Interested in the cultural life of Tampere, in the 1940s she founded Tampereen Teatterikerho (the Tampere Drama Club), attracting writers, artists and theatre people to gather at her home. After she married the painter Erik Enroth in 1949, her artistic contacts widened further, providing a basis for her to become acquainted with the world of contemporary art. In 1961 she decided to start her own art collection, and the following year, she established the Sara Hildén Foundation to coordinate its expansion. Funded by profits from her fashion stores, she acquired not only Finnish art but a wide variety of works from abroad.

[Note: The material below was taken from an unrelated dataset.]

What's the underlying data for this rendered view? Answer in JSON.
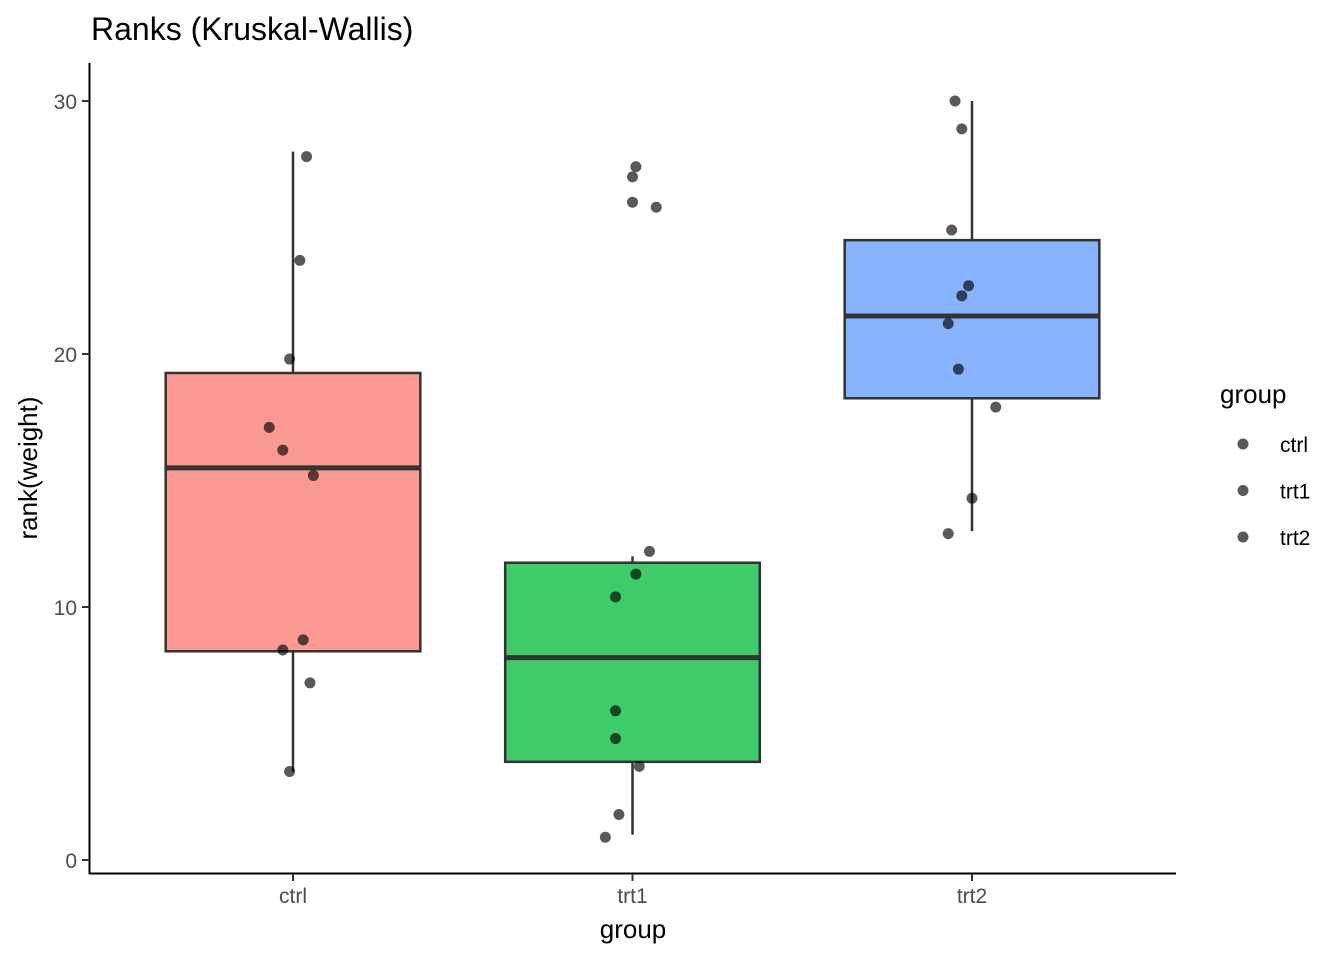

To add to her collection, Hildén relied on advice from E. J. Vehmas and Leena Peltola of Hensinki's Ateneum Art Museum as well as from the art historian Salme Sarajas-Korte. In addition, she traveled widely, to the Venice Biennale and to the galleries and museums of Paris.

== Death ==
Sara Hildén died in Tampere on 7 October 1993.

==Sara Hildén Art Museum==
Initially housed in Hatanpää Manor, in collaboration with Tampere's municipal authorities, in 1979, Hildén's collection was opened to the public in the specially constructed Sara Hildén Art Museum. Thanks to Hildén's efforts, Finland has been recognized for its interest in modern art.